For instance, $$f(x,y)=\begin{cases}\sqrt{x^2+y^2}\exp\frac{x^4}{(y-3x^2)(y-x^2)}&\text{if }x>0\wedge x^2<y<3x^2\\ 0&\text{otherwise}\end{cases}$$

This function is continuous, because in the aforementioned domain $0\le \exp\frac{x^4}{(y-3x^2)(y-x^2)}\le e^{-1}$.

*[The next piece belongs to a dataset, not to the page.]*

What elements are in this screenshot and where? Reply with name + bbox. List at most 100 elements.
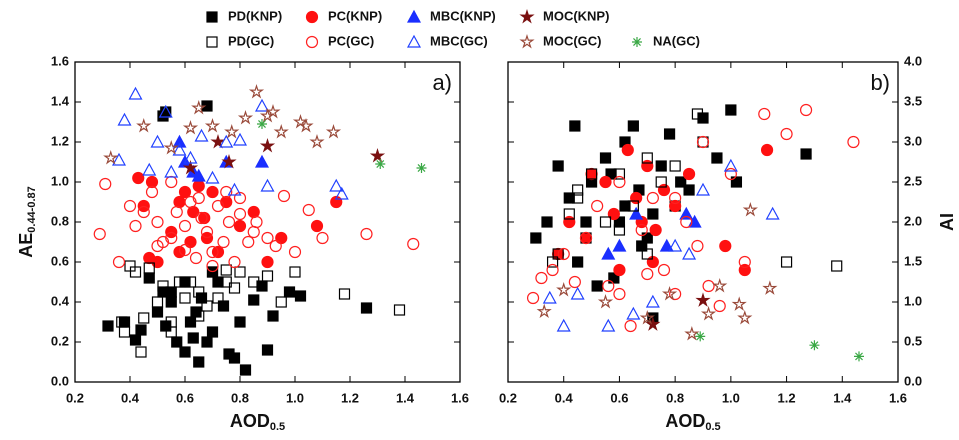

The region $\{f\ne 0\}$ intersects each line through the origin outside of a neighbourhood of $(0,0)$, so $\partial_vf(0)=0$ for all $v$. However, $\limsup_{(x,y)\to0}\frac{f(x,y)}{\sqrt{x^2+y^2}}\ge \lim_{x\to 0}\exp\frac{x^4}{(2x^2-3x^2)(2x^2-x^2)}=e^{-1}$ .

Answer 2

When $f((r\cos\ t,r\sin\ t)) = r \sin\ (2t)$ where $r>0$ and $0\leq t<2\pi$ and $f(0,0)=0$, then $$ df\ (\cos\ t,\sin\ t)=\lim_r\ \frac{ f((r\cos\ t,r\sin\ t)) -0 }{r} =\sin\ (2t) $$

Hence all directional derivatives exist. Here assume that $f$ is differentiable So $$ df\ -(\cos\ t,\sin\ t) =df\ (\cos\ (\pi +t),\sin\ (\pi+t)) =\sin\ (2t)=df\ (\cos\ t,\sin\ t)$$

which is a contradiction. Hence $f$ is not differentiable.